Le premier élément de réponse se trouve dans la console elle-même, et donc dans son prix. Le choix de Sony est radical, avec l’utilisation d’un Blue Ray qui n’intéresse pas les consommateurs autant qu’ils l’auraient cru, et dont l’utilité reste très discutable. Si ce nouveau format est un plus, la réponse est tombée en même temps que les chiffres de ventes : ce plus ne justifie pas un prix qui réserve la console à une élite fortunée. Pour pouvoir profiter de ce plus qui coûte si cher, il faut la télé qui va avec, qui elle coûte encore plus !
Le prix de la console est l’explication qui vient en premier, mais ce n’est pas la seule…
On peut également s’interroger sur la logique de « tout en un » de Sony, qui « force » ainsi la main des acheteurs à payer pour des choses qui ne les intéressent pas forcément.
Le succès de la Wii, machine simple ne servant qu’à jouer montre bien que tout une partie des joueurs veut avant tout une console, et non pas une platine multi-média.
On entend également souvent que la raison principale des faibles ventes est un planning bien creux, un line up faible, et peu de sorties, que ce soit en qualité ou en quantité depuis l’apparition de la console. C’est sans doute très vrai…mais à qui la faute ? Est-ce le problème des joueurs si Sony a mis si longtemps à distribuer des kits de développement ? Est-ce le problème des joueurs si les jeux développés en interne ne sont pas là ? Et bien oui, c’est le problème des joueurs, mais c’est bien de la faute de Sony.
Pour expliquer le fait que les jeux sortis ne sont en fin de compte pas vraiment impressionnants, ou bien même dans le cas de jeux multi inférieurs à la version 360, même quand celle-ci est sortie avant, on entend souvent que c’est parce que la PS3 est une machine difficile à programmée. Je ne suis pas programmeur, donc je suis bien incapable d’en juger…mais encore une fois, cette explication est-elle suffisante ? En quoi cela concerne les joueurs ? C’est bien à Sony de faire le nécessaire pour que sa machine montre ce qu’elle a dans le ventre et tienne au moins une partie des promesses faites !

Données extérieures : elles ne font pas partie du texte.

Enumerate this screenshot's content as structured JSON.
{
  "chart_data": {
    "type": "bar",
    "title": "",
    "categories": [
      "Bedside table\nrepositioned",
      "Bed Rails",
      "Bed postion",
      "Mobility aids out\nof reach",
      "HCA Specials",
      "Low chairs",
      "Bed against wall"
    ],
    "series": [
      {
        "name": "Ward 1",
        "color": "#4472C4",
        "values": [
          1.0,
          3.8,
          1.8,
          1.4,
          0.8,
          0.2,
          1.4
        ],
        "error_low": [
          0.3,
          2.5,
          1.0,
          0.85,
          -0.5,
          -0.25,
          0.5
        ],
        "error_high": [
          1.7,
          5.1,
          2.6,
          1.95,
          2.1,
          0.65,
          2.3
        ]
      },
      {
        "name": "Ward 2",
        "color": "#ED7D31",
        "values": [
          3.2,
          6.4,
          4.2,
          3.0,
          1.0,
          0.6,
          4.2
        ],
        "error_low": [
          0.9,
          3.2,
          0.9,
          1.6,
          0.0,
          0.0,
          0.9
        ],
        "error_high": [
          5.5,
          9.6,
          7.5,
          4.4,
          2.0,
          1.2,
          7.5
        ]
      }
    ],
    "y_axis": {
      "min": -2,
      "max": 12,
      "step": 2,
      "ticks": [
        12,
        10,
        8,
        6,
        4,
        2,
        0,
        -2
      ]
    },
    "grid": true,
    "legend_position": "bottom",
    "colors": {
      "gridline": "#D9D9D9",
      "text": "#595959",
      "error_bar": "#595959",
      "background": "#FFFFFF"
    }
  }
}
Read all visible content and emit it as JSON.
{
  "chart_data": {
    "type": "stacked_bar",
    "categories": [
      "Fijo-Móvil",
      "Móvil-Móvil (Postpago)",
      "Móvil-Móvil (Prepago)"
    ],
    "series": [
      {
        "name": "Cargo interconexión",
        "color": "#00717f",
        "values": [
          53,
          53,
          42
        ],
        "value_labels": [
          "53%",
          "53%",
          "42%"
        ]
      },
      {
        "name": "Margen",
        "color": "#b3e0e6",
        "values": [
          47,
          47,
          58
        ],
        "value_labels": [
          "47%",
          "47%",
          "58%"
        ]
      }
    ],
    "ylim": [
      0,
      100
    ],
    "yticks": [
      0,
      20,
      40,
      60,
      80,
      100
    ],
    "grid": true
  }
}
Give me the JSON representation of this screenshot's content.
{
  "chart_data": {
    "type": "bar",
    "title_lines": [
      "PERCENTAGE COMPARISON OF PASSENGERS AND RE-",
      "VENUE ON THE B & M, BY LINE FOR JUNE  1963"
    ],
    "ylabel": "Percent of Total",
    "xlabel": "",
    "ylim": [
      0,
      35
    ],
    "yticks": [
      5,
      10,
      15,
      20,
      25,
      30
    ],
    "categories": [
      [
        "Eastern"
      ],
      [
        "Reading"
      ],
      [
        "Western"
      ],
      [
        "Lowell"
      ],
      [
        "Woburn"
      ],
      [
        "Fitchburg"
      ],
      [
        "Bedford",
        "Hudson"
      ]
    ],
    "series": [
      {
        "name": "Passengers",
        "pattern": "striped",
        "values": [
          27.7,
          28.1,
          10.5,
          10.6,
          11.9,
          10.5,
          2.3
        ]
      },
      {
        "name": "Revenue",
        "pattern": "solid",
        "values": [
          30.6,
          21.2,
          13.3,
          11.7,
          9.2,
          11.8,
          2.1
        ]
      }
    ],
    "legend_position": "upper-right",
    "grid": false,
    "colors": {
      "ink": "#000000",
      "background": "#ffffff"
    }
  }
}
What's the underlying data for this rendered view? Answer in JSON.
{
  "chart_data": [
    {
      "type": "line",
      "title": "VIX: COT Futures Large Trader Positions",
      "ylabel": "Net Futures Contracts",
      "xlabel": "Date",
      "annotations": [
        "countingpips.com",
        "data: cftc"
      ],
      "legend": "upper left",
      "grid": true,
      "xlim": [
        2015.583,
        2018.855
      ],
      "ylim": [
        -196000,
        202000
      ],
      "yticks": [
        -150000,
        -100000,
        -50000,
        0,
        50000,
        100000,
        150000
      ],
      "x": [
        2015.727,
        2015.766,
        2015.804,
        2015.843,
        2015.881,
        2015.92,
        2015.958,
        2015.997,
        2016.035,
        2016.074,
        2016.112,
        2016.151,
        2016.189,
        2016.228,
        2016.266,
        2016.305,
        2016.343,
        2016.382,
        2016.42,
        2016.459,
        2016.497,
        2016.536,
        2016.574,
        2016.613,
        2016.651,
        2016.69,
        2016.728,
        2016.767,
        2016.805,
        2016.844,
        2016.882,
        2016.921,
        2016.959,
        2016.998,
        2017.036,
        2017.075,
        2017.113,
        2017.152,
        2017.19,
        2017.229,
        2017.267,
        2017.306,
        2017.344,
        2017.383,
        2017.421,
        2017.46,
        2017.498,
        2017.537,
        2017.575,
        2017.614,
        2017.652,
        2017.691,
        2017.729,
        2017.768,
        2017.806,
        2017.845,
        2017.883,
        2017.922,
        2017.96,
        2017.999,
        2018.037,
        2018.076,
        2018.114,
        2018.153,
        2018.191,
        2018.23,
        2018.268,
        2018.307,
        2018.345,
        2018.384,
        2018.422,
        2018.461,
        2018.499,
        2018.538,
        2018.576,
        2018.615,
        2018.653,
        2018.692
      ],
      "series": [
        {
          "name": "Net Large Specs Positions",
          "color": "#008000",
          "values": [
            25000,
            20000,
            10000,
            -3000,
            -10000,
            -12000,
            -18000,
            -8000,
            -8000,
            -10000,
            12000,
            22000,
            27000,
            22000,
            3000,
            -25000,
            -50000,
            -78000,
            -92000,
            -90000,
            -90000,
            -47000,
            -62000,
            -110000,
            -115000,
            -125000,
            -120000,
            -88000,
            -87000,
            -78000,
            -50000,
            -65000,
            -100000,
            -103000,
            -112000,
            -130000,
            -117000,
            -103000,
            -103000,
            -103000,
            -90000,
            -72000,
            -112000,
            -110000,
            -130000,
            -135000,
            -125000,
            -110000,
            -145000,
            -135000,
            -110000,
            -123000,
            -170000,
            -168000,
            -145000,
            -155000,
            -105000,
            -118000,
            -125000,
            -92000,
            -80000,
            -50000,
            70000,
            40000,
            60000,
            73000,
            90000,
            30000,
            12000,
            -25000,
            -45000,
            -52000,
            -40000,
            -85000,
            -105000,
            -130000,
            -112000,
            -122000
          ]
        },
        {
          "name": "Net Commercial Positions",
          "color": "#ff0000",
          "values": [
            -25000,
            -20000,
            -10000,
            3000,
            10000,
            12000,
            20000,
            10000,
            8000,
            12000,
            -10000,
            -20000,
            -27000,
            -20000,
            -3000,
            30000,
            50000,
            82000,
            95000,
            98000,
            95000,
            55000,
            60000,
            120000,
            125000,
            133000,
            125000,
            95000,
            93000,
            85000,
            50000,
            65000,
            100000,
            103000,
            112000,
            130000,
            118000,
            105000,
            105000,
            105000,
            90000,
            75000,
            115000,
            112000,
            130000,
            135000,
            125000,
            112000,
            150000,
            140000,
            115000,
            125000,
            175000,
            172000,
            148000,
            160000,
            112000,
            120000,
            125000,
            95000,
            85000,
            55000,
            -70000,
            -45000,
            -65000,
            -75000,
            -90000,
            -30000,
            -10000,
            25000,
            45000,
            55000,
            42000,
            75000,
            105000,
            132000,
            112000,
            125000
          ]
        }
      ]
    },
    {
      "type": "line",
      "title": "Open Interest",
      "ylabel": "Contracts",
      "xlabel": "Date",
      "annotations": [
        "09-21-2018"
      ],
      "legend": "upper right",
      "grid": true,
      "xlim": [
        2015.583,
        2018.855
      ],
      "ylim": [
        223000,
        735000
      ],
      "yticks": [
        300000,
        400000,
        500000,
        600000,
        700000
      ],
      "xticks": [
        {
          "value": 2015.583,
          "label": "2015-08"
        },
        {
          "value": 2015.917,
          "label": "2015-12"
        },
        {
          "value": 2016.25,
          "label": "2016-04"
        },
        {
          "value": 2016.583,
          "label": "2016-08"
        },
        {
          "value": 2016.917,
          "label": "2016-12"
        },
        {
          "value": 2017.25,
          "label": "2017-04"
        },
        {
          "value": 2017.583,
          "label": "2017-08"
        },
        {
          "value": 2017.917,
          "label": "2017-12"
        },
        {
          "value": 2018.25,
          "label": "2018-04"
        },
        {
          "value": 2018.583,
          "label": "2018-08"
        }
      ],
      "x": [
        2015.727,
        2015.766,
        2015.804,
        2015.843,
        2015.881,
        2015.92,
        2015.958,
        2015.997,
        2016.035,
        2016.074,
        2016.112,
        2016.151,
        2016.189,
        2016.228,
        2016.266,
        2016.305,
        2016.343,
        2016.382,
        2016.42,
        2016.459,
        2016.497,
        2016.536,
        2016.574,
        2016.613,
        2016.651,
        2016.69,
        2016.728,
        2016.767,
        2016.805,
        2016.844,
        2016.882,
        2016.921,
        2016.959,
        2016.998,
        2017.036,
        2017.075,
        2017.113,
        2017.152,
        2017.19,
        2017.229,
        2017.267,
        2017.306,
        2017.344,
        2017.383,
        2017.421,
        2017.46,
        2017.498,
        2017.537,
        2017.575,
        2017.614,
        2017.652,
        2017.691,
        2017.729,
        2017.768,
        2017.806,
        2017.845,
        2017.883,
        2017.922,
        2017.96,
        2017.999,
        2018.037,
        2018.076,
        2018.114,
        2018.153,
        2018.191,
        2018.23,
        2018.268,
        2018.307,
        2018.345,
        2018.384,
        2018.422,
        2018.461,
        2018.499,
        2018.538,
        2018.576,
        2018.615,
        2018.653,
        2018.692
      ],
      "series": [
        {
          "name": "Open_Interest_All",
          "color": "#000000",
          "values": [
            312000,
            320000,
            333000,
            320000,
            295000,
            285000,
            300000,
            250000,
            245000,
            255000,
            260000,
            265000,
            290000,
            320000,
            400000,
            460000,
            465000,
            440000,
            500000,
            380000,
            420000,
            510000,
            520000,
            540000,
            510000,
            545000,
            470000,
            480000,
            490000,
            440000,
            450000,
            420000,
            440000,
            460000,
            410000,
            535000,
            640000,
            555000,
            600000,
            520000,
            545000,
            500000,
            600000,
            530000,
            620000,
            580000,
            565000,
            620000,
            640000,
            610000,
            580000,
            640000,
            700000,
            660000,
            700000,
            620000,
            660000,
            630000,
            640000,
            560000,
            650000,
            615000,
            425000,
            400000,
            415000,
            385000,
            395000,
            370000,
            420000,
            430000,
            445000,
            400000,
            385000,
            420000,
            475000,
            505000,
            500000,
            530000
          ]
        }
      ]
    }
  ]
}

Une autre raison, plus globale, est la mutation du marché, avec une situation un peu paradoxale. La multiplicité de l’offre fait qu’au total les ventes de hardware n’ont jamais été aussi élevées, mais dans le même temps, elles se retrouvent fragmentées entre les machines. Le prix des machines semble être en première ligne, la Wii et la DS faisant un carton, la PSP ayant également fait un bond en avant depuis sa baisse de prix. Le marché semble attendre une baisse significative de la next gen pour que les ventes décollent. Mais cela touche la 360 tout autant que la PS3, et ça n’empêche pourtant pas la console de Microsoft d’obtenir des résultats globalement meilleurs.
D’une façon général, on en saura plus quand les deux constructeurs auront décidé de baisser le prix de leurs machines respectives.
Trop chère, pas de jeux, cible mal définie…il n’y a pas besoin de chercher plus loin les raisons de ce début (enfin, après 8 mois, on ne peut plus vraiment parler de début) pour le moins poussif. Pour résumer, l’explication tiens en un seul mot : Sony. La firme a fait ses choix, a pris ses options, a parié sur une évolution donnée du marché, et, pour l’instant tout du moins, s’est trompée.
Il est courant de dire, et c’est d’ailleurs la position déclarée de Sony, que la PS3 est un monstre étudié pour durer au moins 10 ans.
Excusez mon langage, mais de telles déclarations tiennent avant tout de la foutaise de première servie pour rassurer à la fois les actionnaires, les éditeurs et ceux qui ont acheté la console. Le marché des jeux vidéos, pas plus qu’un autre, ne fonctionne pas comme ça ! Encore plus que dans d’autres secteurs, le leader, quand il obtient une avance confortable, bénéficie d’un effet de prescription (des amis, de la presse) ainsi que d’un soutien appuyé des éditeurs qui y voient naturellement leur intérêt. Plus un parc est développé, plus les ventes sont potentiellement importantes. Un produit qui ne trouve pas son public au départ est un produit qui ne perdure pas.
Parce que c’est Sony !
Avec un tableau aussi noir, comment se fait-il que le secteur en entier ne s’inquiète pas plus de la situation de cette console ?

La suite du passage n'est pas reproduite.